Jesse had been so involved with her confrontation with Mrs. Jerryman that she had barely noticed the watchfulness. At the beginning of second period calculus, she had been steaming mad, but still something odd was apparent. And then at the start of the art class only a few minutes before, when Ms Weldon had asked the kids to take their seats it clicked. Heads had turned, yes some to glare in her direction, but most turned to see who and more importantly who was not in class. The kids were taking stock, checking to see that their friends were still alive.
That was the difference. The killer attended Ashton High, or rather his presence did. He roamed the halls, riding along on the tops of everyone's minds, affecting everything and everyone. He was there, invisible and never spoken of, but he was there all the same...very much like Ky, the Ghost. In this way the two were alike. They...
"I asked you a question, Jesse," Ms Weldon said, jarring Jesse out of her reverie.
"Sorry. Like I said, I ran out of time," Jesse replied. "May I ask, what..."
She stopped in mid-sentence astounded by what she was seeing. The boy who was drawing the picture of Hitler had just turned it around to work on another part of it, and now that it was facing toward Jesse she saw that the picture wasn't of Hitler at all. It was of her father, James Clarke. The boy had captured his likeness very well, except that he had added the little Hitler moustache and instead of her father's hair being thick and wavy, it was greasy and lay flat across his forehead.
On each of the corners of the picture were swastikas and across the top in bold red and black was:
Arbeit macht frei--Work sets you free!
Wide-eyed and incredulous, Jesse asked, "What is this?"
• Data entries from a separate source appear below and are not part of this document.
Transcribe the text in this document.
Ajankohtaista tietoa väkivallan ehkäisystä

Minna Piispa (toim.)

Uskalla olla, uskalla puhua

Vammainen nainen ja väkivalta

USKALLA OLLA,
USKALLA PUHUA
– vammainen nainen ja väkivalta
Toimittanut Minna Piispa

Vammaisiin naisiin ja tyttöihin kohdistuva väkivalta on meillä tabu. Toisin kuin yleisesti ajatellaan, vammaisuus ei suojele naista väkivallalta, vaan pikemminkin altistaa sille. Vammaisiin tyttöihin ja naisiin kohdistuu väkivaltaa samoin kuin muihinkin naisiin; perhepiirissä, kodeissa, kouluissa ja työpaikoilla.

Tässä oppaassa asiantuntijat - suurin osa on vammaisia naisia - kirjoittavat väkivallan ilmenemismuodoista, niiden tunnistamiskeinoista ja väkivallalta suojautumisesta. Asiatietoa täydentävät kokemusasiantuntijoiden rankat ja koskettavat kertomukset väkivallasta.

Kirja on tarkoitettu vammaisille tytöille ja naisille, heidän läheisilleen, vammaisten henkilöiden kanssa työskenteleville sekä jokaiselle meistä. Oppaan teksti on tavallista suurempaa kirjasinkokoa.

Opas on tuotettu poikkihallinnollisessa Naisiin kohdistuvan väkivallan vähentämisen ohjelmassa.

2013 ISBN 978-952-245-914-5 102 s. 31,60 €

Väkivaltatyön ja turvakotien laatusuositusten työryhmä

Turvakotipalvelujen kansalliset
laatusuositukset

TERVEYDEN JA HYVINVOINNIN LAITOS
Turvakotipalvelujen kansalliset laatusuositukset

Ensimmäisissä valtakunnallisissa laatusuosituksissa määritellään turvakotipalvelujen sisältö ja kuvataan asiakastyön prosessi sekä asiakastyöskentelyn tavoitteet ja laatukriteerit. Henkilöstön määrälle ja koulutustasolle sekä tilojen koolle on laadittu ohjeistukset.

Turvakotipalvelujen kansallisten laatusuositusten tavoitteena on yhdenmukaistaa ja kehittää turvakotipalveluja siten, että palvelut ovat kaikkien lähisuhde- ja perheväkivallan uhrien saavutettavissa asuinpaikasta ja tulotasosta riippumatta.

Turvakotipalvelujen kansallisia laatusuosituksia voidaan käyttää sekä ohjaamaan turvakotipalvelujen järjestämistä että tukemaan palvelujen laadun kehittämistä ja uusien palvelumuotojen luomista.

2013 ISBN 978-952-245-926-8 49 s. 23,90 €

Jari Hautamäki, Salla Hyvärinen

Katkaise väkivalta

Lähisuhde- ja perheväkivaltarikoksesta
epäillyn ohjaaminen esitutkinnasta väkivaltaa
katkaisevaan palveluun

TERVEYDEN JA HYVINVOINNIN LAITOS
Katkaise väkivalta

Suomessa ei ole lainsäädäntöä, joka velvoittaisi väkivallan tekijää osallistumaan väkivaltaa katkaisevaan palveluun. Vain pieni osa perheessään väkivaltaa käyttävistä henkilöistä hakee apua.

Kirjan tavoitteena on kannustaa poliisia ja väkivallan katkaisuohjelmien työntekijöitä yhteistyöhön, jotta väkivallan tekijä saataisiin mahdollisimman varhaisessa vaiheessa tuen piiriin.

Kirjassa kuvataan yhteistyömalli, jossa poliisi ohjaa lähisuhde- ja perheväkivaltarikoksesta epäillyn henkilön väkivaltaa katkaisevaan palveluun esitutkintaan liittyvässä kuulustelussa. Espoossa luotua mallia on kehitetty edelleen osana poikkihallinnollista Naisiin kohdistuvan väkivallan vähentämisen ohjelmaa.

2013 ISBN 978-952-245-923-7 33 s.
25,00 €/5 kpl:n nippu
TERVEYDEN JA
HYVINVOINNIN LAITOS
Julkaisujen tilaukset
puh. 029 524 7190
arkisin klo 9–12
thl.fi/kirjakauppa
"It's the art portion of the coordinated studies program," Ms Weldon said with all the innocence of a lamb. "We are learning about the importance of peaceable demonstrations as a means of affecting social and political change. Oh, speaking of which, there is a mandatory assembly on Saturday."
Jesse blinked. Saturday? So ingrained into her mind was the concept of the five day school week that the idea of having to go in on Saturday coupled with the bizarre and offensive picture of her father had her head spinning. "Huh?"
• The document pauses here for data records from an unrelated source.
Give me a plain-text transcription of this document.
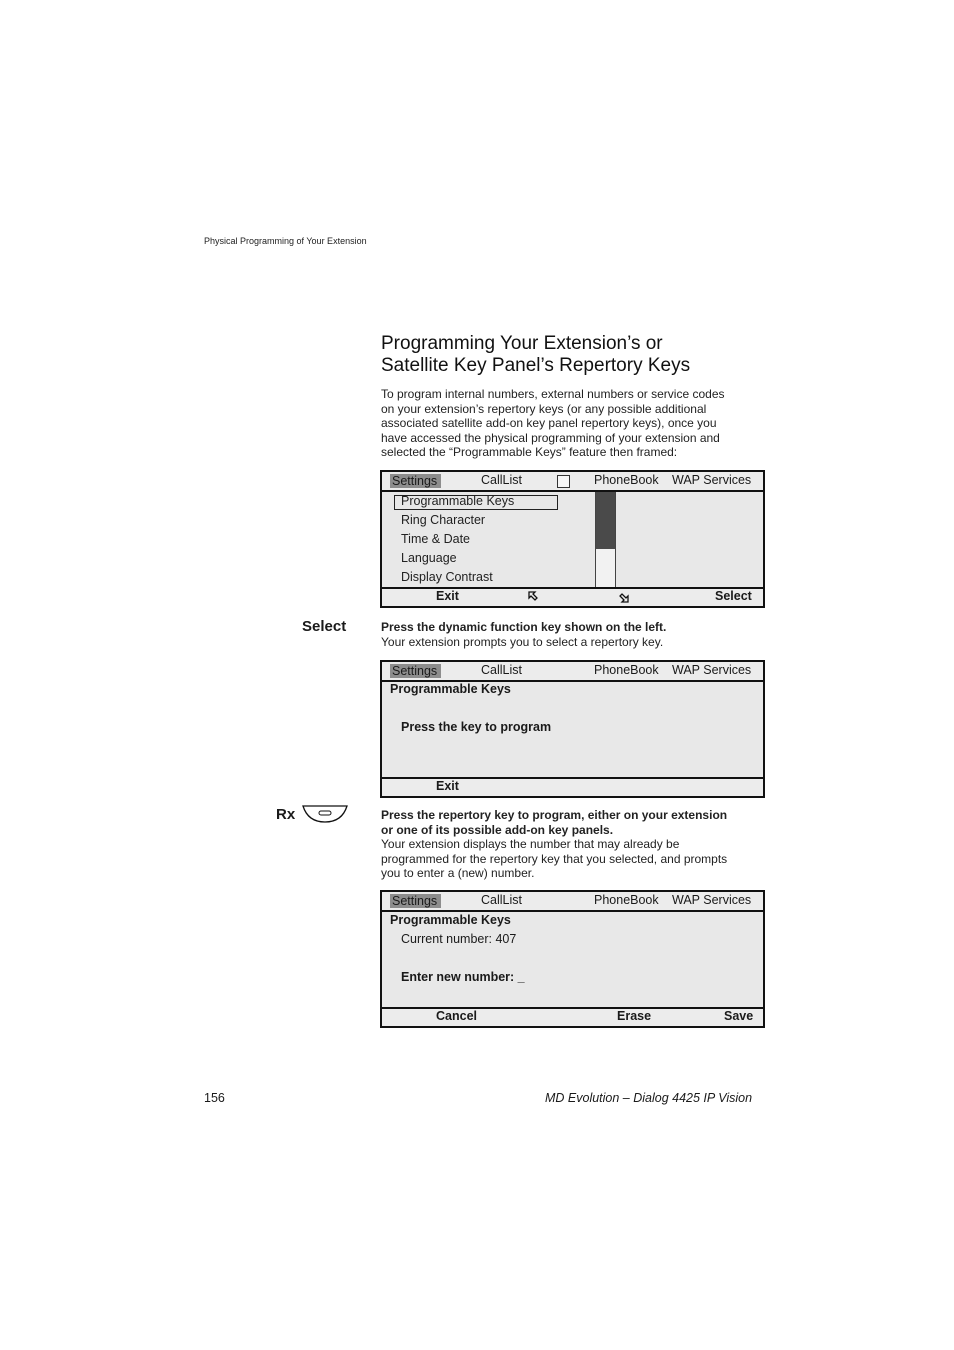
Physical Programming of Your Extension
Programming Your Extension’s or
Satellite Key Panel’s Repertory Keys
To program internal numbers, external numbers or service codes
on your extension’s repertory keys (or any possible additional
associated satellite add-on key panel repertory keys), once you
have accessed the physical programming of your extension and
selected the “Programmable Keys” feature then framed:
Settings	CallList	PhoneBook WAP Services
Programmable Keys
Ring Character
Time & Date
Language
Display Contrast
Exit	Select
Select	Press the dynamic function key shown on the left.
Your extension prompts you to select a repertory key.
Settings	CallList	PhoneBook WAP Services
Programmable Keys
Press the key to program
Exit
Rx	Press the repertory key to program, either on your extension
or one of its possible add-on key panels.
Your extension displays the number that may already be
programmed for the repertory key that you selected, and prompts
you to enter a (new) number.
Settings	CallList	PhoneBook WAP Services
Programmable Keys
Current number: 407
Enter new number: _
Cancel	Erase	Save
156	MD Evolution – Dialog 4425 IP Vision
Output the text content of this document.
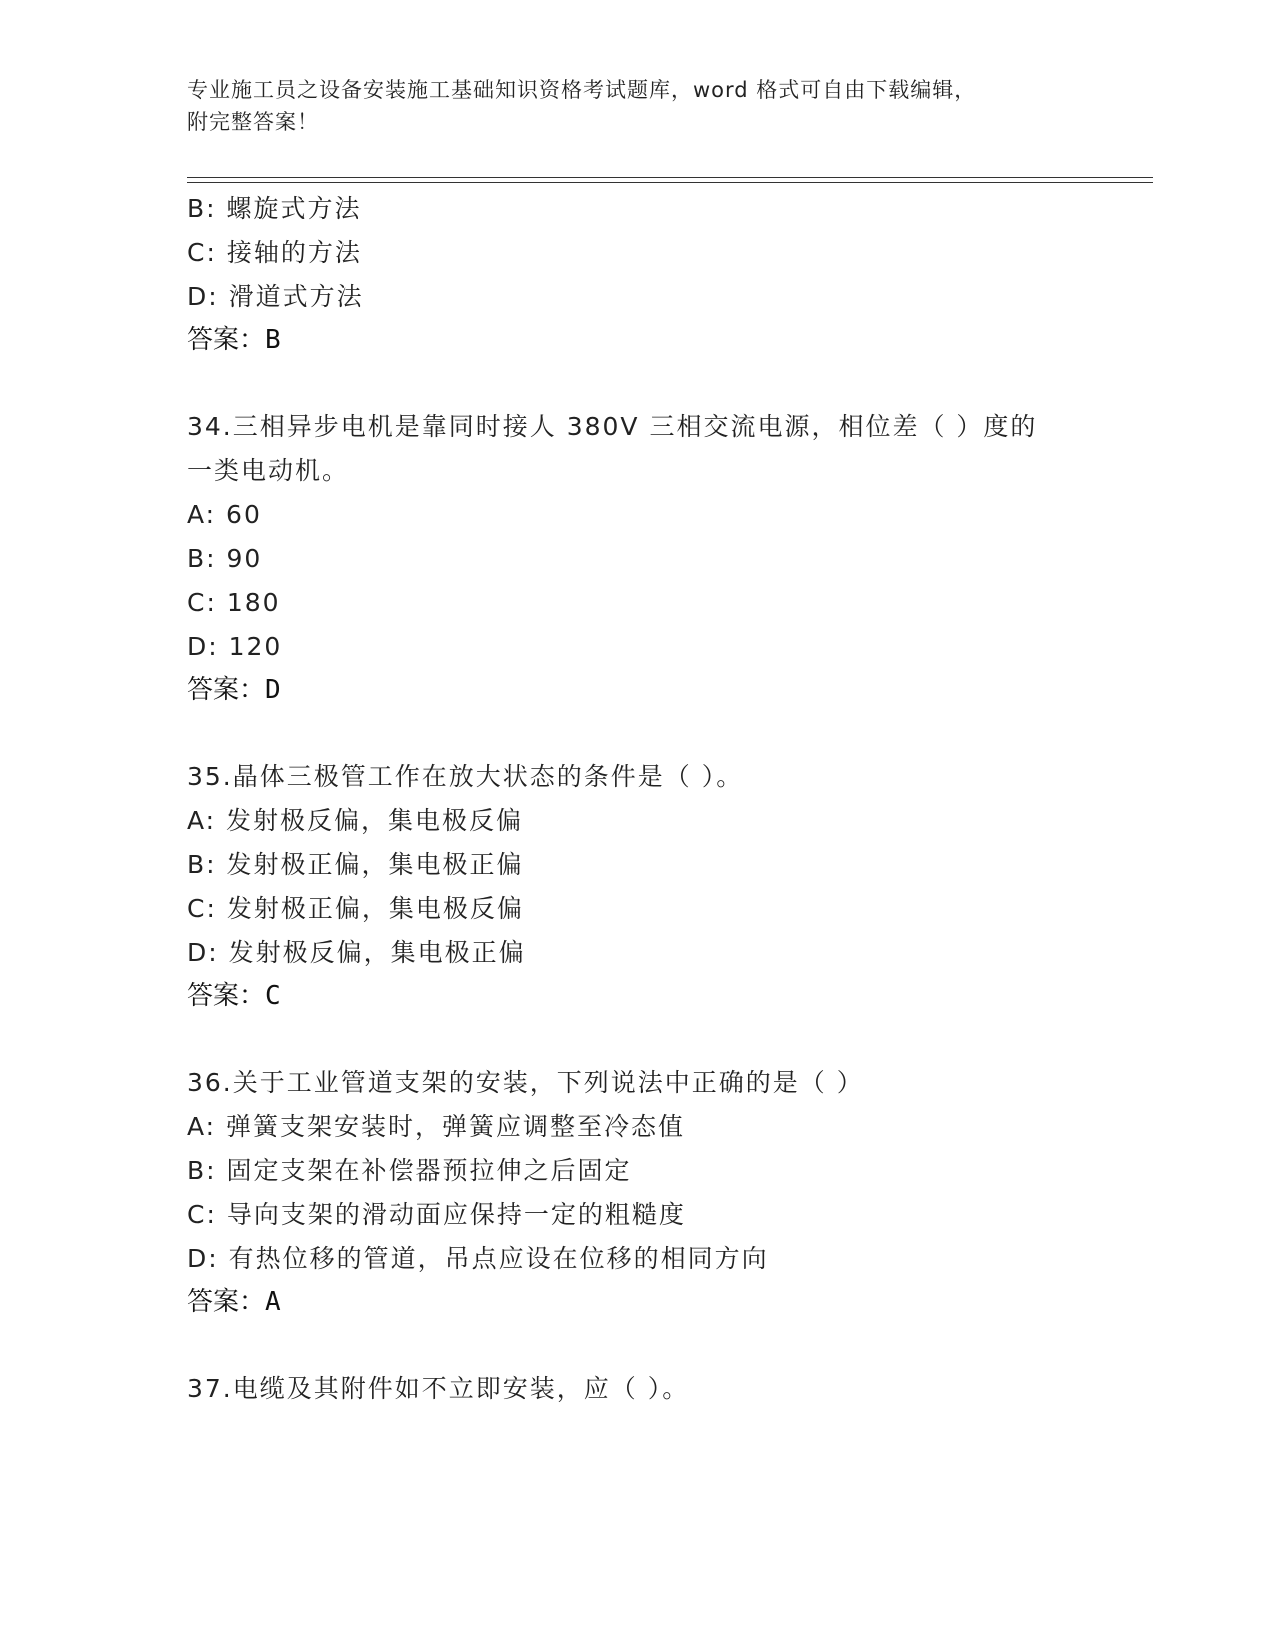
专业施工员之设备安装施工基础知识资格考试题库，word 格式可自由下载编辑，
附完整答案！
B: 螺旋式方法
C: 接轴的方法
D: 滑道式方法
答案：B
34.三相异步电机是靠同时接人 380V 三相交流电源，相位差（ ）度的
一类电动机。
A: 60
B: 90
C: 180
D: 120
答案：D
35.晶体三极管工作在放大状态的条件是（ ）。
A: 发射极反偏，集电极反偏
B: 发射极正偏，集电极正偏
C: 发射极正偏，集电极反偏
D: 发射极反偏，集电极正偏
答案：C
36.关于工业管道支架的安装，下列说法中正确的是（ ）
A: 弹簧支架安装时，弹簧应调整至冷态值
B: 固定支架在补偿器预拉伸之后固定
C: 导向支架的滑动面应保持一定的粗糙度
D: 有热位移的管道，吊点应设在位移的相同方向
答案：A
37.电缆及其附件如不立即安装，应（ ）。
Ms Weldon smiled, seeming to enjoy Jesse's bewilderment. "Yes, Saturday. You are actually a lucky girl. Not only do you have the wonderful opportunity to learn about demonstrations, you are going to partake in one as well."
The words coming out of Ms Weldon's mouth were almost a foreign language that needed interpreting to Jesse's mixed up mind. Demonstrations?
"I am? What's it about?"
It couldn't be about war. The war in Iraq was over, and lately no one much heard or cared about what was happening in Afghanistan. Perhaps it was about racism. She hoped not. It had been beaten into her head with such repetition that she was sick of the subject. And what did her father done up to look like Hitler have to do with anything?
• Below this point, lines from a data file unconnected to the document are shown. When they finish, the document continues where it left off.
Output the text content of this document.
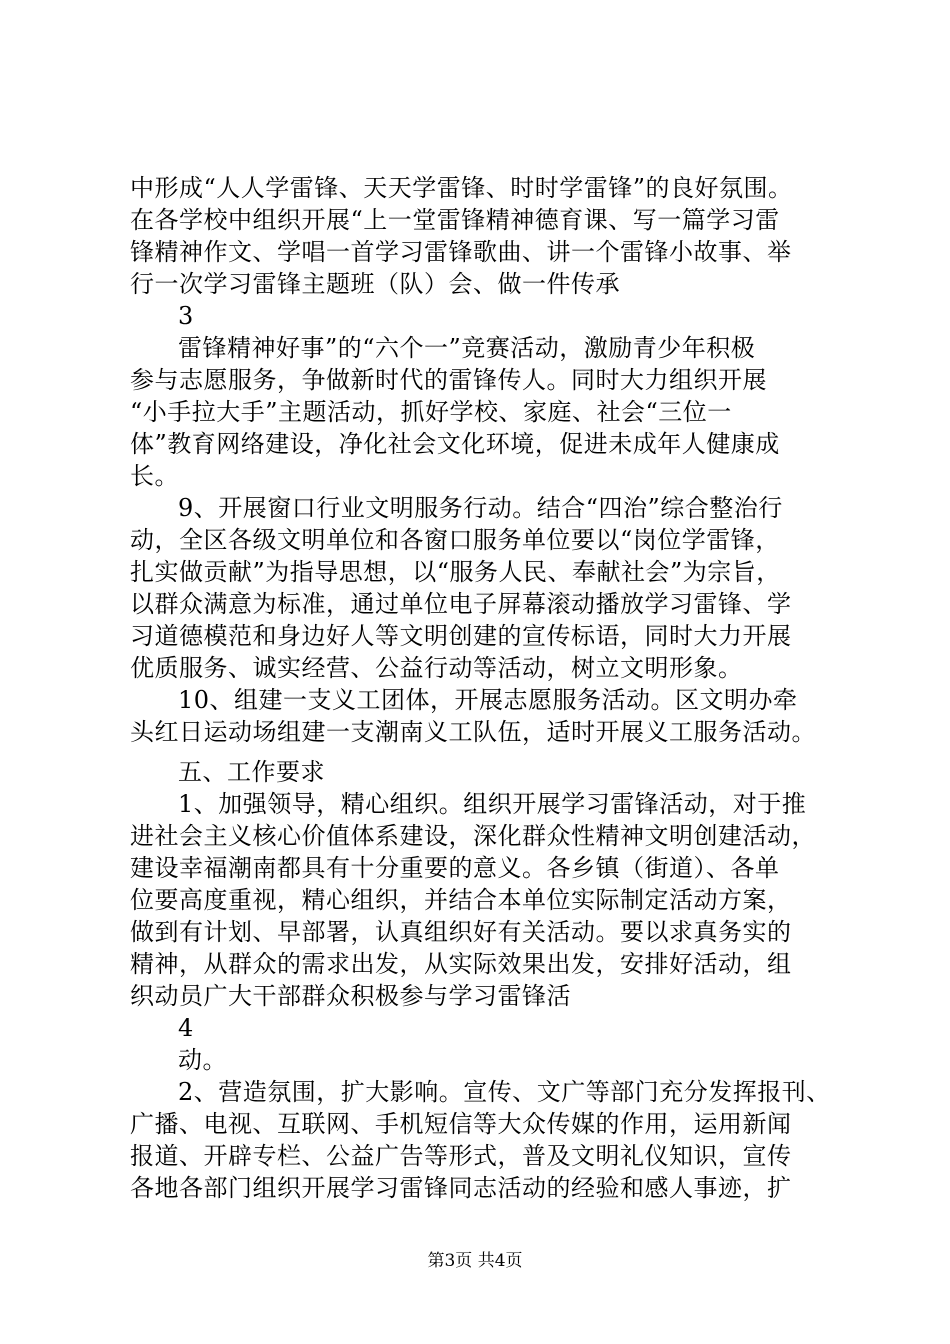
中形成“人人学雷锋、天天学雷锋、时时学雷锋”的良好氛围。
在各学校中组织开展“上一堂雷锋精神德育课、写一篇学习雷
锋精神作文、学唱一首学习雷锋歌曲、讲一个雷锋小故事、举
行一次学习雷锋主题班（队）会、做一件传承
3
雷锋精神好事”的“六个一”竞赛活动，激励青少年积极
参与志愿服务，争做新时代的雷锋传人。同时大力组织开展
“小手拉大手”主题活动，抓好学校、家庭、社会“三位一
体”教育网络建设，净化社会文化环境，促进未成年人健康成
长。
9、开展窗口行业文明服务行动。结合“四治”综合整治行
动，全区各级文明单位和各窗口服务单位要以“岗位学雷锋，
扎实做贡献”为指导思想，以“服务人民、奉献社会”为宗旨，
以群众满意为标准，通过单位电子屏幕滚动播放学习雷锋、学
习道德模范和身边好人等文明创建的宣传标语，同时大力开展
优质服务、诚实经营、公益行动等活动，树立文明形象。
10、组建一支义工团体，开展志愿服务活动。区文明办牵
头红日运动场组建一支潮南义工队伍，适时开展义工服务活动。
五、工作要求
1、加强领导，精心组织。组织开展学习雷锋活动，对于推
进社会主义核心价值体系建设，深化群众性精神文明创建活动，
建设幸福潮南都具有十分重要的意义。各乡镇（街道）、各单
位要高度重视，精心组织，并结合本单位实际制定活动方案，
做到有计划、早部署，认真组织好有关活动。要以求真务实的
精神，从群众的需求出发，从实际效果出发，安排好活动，组
织动员广大干部群众积极参与学习雷锋活
4
动。
2、营造氛围，扩大影响。宣传、文广等部门充分发挥报刊、
广播、电视、互联网、手机短信等大众传媒的作用，运用新闻
报道、开辟专栏、公益广告等形式，普及文明礼仪知识，宣传
各地各部门组织开展学习雷锋同志活动的经验和感人事迹，扩
第3页 共4页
Ms Weldon smiled like the cat that had just eaten the canary. It was an unpleasant grin and there might as well have been feathers sticking out of her teeth. "We are protesting the deplorable, Nazi-like behavior of the new town manager. He is destroying people's lives, all in the name of the god that he worships: the all mighty dollar. The town council will be meeting with the town manager on Saturday to rubber stamp his proposals and the entire student body is going to be there to stop them. We're going to surround the building to keep them from entering."
Jesse blinked again. It felt like one long, slow, fluid motion that she could hear as well as feel. "You want me to protest my own father?"
"Why, do you not wish to?" the teacher replied, still smiling, still nasty. "Do you think that it's right to fire so many public servants, right before the holidays? Do you think that this spiteful behavior could, in anyway, possibly help the local economy? Do you think that it's a good idea to deprive children of a first rate education?"